Kinmel Bay Sports 2 Glan Conwy 2
Attendance: 221 (at Y Morfa)
In scenes redolent of The Brittas Empire the match was originally cancelled following a dispute between the football club and the leisure centre management. It centred over soil mixed, as it turned out, with sizable pieces of aggregate being strewn over the Kinmel Bay pitch. Patently it could not be used in that condition and an eleventh hour meeting saw the game take place on the back pitch. The onslaught of predicted monsoon weather saw the elements triumph as the sides played out a 2-2 draw. Kinmel Bay had ironically moved to the venue having dominated the Clwyd League under their previous guise of Abergele Rovers. Rovers’ Parc Pentre Mawr had scant facilities and the move to Kinmel Bay Leisure Centre gave the club an opportunity to progress. Hopefully the ground dispute will be settled amicably in the not to distant future.

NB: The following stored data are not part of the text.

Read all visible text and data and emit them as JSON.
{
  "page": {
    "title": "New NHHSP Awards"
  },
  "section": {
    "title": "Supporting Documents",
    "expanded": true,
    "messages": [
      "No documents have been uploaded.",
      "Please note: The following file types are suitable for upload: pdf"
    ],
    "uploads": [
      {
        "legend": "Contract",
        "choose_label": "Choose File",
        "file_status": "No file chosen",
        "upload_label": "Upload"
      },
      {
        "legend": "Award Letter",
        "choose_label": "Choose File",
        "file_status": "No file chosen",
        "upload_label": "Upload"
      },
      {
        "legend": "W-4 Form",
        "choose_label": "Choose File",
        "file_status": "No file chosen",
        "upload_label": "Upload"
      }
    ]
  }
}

What a great weekend of football in the mountains and coasts of North Wales. It was truly lovely to stay in Barmouth, a frequent holiday destination as a young football watcher. When the Welsh sing of “Bread of Heaven” I have often wondered what they mean but I believe weekends like this give an outsider just a small slice of it! Next years’ hop will be the last in this excellent league, you really ought to come.